Cómo ser mujer  Desde el humor y su mordaz punto de vista, la gran Caitlin Moran da una lección sobre el feminismo. Un libro capaz de hacerte reír y de reflexionar al mismo tiempo.

Patria. El gran éxito desde 2016. Con él hemos empezado el verano y aunque aún no nos hemos despedido -no nos queda mucho-, ya lo estamos echando de menos. Una gozada de libro sobre el conflicto vasco que maravilla por su estructura (sus capítulos cortos son adictivos) y su capacidad de profundizar en cada uno de los personajes de forma que seas capaz de entender todos los puntos de vista.

Dime quién soy. La historia de Amelia Garaoya, un personaje cuya vida transcurre paralela a los grandes acontecimientos del siglo XX, no te dejará dormir ni siesta ni por la noche.

Océano Mar . Poesía hecha novela. Imaginación capaz de llevarte a un extraño lugar en el que conviven personajes fantásticos. Un cuento profundo para adultos intensitos (como yo).

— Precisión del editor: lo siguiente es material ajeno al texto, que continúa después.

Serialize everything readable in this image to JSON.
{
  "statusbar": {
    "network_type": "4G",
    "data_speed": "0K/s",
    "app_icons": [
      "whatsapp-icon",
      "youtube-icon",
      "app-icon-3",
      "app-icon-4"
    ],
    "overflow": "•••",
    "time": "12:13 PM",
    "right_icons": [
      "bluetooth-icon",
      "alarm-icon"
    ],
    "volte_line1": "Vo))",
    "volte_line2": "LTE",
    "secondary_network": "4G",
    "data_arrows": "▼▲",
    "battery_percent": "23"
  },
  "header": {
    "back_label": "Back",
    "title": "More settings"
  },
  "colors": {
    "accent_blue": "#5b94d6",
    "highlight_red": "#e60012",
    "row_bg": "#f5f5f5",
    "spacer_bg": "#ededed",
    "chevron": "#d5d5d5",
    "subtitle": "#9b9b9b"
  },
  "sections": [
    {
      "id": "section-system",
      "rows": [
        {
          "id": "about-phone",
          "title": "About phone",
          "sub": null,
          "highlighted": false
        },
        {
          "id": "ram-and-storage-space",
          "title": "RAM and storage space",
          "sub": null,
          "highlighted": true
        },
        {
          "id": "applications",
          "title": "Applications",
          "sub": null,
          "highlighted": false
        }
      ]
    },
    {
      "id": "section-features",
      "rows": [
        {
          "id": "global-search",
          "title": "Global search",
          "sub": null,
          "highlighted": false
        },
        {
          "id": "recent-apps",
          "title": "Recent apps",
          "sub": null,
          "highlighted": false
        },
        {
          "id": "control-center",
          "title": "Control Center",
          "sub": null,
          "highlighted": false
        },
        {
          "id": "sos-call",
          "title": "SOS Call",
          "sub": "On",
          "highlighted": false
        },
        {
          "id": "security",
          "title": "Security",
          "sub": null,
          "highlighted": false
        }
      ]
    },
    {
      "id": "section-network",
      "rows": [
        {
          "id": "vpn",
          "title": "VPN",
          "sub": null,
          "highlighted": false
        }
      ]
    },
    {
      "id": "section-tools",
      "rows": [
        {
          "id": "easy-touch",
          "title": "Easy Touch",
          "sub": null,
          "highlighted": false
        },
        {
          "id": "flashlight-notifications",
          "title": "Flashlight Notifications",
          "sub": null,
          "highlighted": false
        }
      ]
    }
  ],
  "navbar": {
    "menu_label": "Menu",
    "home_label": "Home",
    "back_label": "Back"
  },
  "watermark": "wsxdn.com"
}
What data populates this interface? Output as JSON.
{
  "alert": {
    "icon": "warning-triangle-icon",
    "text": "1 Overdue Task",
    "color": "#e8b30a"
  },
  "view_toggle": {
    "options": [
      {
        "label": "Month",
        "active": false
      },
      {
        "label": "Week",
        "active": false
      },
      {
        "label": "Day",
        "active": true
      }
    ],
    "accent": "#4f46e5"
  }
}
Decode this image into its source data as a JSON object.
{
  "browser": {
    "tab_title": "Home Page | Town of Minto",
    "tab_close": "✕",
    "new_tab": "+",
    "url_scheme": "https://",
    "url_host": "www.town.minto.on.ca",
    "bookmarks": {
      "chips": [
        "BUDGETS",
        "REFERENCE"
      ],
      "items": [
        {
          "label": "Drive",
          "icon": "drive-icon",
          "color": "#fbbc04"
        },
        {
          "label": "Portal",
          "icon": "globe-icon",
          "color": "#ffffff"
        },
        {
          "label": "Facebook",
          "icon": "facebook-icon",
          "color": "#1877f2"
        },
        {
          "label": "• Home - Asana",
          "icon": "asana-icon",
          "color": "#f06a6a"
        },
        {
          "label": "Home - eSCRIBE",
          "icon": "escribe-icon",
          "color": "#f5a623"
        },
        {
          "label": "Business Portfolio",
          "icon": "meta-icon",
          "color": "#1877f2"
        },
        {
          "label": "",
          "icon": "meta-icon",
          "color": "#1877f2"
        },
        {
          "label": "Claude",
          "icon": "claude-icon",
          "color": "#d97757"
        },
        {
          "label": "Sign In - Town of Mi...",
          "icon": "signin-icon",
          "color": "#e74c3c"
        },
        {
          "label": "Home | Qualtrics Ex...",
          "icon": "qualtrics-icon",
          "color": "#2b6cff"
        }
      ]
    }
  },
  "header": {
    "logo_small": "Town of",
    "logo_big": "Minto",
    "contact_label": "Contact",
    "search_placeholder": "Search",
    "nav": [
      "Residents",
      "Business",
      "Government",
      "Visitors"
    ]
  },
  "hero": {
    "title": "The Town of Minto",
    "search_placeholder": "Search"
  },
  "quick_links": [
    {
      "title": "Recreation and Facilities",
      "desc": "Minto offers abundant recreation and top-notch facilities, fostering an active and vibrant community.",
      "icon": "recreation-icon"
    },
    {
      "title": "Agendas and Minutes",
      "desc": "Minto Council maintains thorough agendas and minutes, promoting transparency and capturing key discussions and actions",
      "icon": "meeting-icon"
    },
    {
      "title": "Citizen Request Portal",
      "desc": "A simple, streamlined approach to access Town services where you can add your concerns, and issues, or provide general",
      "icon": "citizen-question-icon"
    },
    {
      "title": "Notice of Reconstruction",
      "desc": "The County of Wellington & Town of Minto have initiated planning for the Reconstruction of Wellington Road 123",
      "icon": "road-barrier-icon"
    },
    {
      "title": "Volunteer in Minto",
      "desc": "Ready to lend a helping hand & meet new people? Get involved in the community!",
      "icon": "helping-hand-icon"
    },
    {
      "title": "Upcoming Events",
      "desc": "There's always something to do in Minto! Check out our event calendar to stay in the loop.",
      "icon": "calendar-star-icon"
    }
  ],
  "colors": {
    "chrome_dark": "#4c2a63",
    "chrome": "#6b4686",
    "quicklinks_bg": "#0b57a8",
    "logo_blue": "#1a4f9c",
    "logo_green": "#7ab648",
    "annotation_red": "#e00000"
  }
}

Pureza . Hemos tenido dudas si recomendar Libertad o Pureza, ambas novelas de Jonathan Franzen igual de adictivas. Nos hemos decantado por esta última, porque tiene un punto más de tensión narrativa, pero ambas son maravillosas.

La flor púrpura.  Conocí a Chimamanda Ngozie Adichie por su fabulosa charla TED «Todos deberíamos ser feministas» y poco después esta novela se cruzó en mi vida. La historia de una familia nigeriana, contada desde la perspectiva de una adolescente capaz de mezclar ternura con terror y miedo. Una historia que sucede en Nigeria, pero que podría haber ocurrido en la casa de la esquina. Su capacidad descriptiva es tan brutal que eres capaz de imaginar lugares que nunca habías visto.

Manual para señoras de la Limpieza. Confieso que aún no he compartido lecho con este libro, pero Celia sí y nos lo recomienda muy fuerte.  Como son pequeñas historias, son ideales para hacer la digestión y la pausa entre chapuzón chapuzón.

Y tú, ¿con qué libros nos recomiendas compartir toalla, siesta y arrumacos este verano?

P.D. La foto de la toalla de fondo es de Bertha Hogar y no está incluida con ninguno de los libros.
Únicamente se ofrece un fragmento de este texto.